An ancestor of the hanger is the nail or, to get really fancy, the clothes hook or even antlers. Above my head on my office wall is a set of large, heavy cow horns. My great grandfather was a Texas rancher. Each day at lunch he’d come in and toss his sweaty, dirty Stetson on the dinner table. My grandmother, then a young lady, was disgusted by the habit, so she got the ranch butcher to slaughter a cow, bull or whatever, with the largest set of horns, had the set made into a hat rack, and ate a calmer lunch.

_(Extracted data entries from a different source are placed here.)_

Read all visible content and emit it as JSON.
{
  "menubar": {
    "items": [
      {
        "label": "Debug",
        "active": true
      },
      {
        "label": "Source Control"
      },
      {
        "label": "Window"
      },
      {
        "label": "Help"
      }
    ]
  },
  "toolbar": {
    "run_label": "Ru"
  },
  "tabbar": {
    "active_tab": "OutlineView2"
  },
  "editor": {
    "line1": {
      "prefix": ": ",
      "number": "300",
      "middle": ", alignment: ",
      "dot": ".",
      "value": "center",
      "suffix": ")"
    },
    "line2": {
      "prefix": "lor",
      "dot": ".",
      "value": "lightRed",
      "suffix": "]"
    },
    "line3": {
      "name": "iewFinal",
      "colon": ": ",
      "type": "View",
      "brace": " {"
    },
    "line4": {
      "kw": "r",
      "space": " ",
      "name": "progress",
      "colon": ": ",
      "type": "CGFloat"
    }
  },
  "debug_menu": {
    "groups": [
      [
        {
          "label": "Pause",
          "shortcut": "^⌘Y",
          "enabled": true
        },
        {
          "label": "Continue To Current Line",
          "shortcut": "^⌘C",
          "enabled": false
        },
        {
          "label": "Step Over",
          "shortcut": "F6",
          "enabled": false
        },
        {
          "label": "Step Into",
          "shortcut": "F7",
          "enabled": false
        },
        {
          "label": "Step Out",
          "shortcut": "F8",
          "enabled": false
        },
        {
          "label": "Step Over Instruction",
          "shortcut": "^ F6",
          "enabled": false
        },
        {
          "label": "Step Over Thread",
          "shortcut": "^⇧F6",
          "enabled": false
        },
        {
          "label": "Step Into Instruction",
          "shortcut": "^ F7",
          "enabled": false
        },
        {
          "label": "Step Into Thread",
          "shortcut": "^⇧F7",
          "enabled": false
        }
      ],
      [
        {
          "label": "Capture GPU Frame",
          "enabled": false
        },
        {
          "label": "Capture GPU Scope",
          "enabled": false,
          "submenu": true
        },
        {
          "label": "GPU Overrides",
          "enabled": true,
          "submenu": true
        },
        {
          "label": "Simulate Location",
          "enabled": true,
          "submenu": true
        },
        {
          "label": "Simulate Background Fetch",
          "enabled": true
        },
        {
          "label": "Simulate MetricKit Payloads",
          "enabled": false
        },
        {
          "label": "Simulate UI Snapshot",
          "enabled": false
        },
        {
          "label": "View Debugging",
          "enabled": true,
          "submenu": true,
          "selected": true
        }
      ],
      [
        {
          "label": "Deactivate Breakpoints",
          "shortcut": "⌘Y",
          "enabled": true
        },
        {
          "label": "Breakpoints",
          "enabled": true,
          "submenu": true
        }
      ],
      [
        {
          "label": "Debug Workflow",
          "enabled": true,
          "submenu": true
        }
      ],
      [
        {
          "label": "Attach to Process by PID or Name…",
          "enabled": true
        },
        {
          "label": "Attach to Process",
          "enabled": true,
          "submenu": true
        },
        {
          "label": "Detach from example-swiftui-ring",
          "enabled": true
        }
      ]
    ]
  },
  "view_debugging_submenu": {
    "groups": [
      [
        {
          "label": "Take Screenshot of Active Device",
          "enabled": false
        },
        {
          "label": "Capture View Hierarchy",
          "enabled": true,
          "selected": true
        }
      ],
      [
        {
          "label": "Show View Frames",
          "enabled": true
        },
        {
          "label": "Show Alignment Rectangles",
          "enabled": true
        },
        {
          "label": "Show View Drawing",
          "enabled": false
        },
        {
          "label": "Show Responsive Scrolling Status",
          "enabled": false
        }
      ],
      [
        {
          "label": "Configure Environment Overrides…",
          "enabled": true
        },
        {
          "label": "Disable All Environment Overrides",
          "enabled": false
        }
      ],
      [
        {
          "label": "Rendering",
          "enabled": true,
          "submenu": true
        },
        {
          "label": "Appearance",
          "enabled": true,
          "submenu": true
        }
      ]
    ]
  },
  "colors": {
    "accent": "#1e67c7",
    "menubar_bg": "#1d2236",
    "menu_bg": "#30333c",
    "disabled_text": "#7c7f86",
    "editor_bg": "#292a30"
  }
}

At this point, some of the more impatient among us are asking the musical question: “Why are we even discussing such a minor matter?” Hey, are you the same person who fretted for days over the Cowboys vs. the Texans – 22 unknown mercenaries fighting over a piece of inflated leather? You’ve probably spent hours watching “Lost.” So let’s not knock this conversation.
The coat hanger has been patented over 200 times in the U.S. alone. According to my intensive research, aka, plagiarism, today’s wire coat hanger was inspired by a clothes hook patented in 1869 by O. A. North of New Britain, Conn. In 1903, Albert J. Parkhouse, an employee of Timberlake Wire and Novelty Co. in Jackson, Mich., created a coat hanger after co-workers’ complained of too few coat hooks. He bent a piece of wire into two ovals, side by side, with the ends twisted together to form a hook in the middle. Parkhouse patented his invention, but it is not known if he profited from it at all and ended up in Beverly Hills.
You really can build a better mousetrap – or coat hanger. Schuyler C. Hulett received a patent in 1932 for improving the ordinary wire hanger. He inserted cardboard tubes onto the upper and lower portions to prevent wrinkles in freshly laundered clothes. Three years later Elmer D Rogers created a hanger with a tube on just the lower bar which we still use today. But the very first person to invent a coat hanger was Thomas Jefferson. Honest. Maybe he can get into Texas school books for that.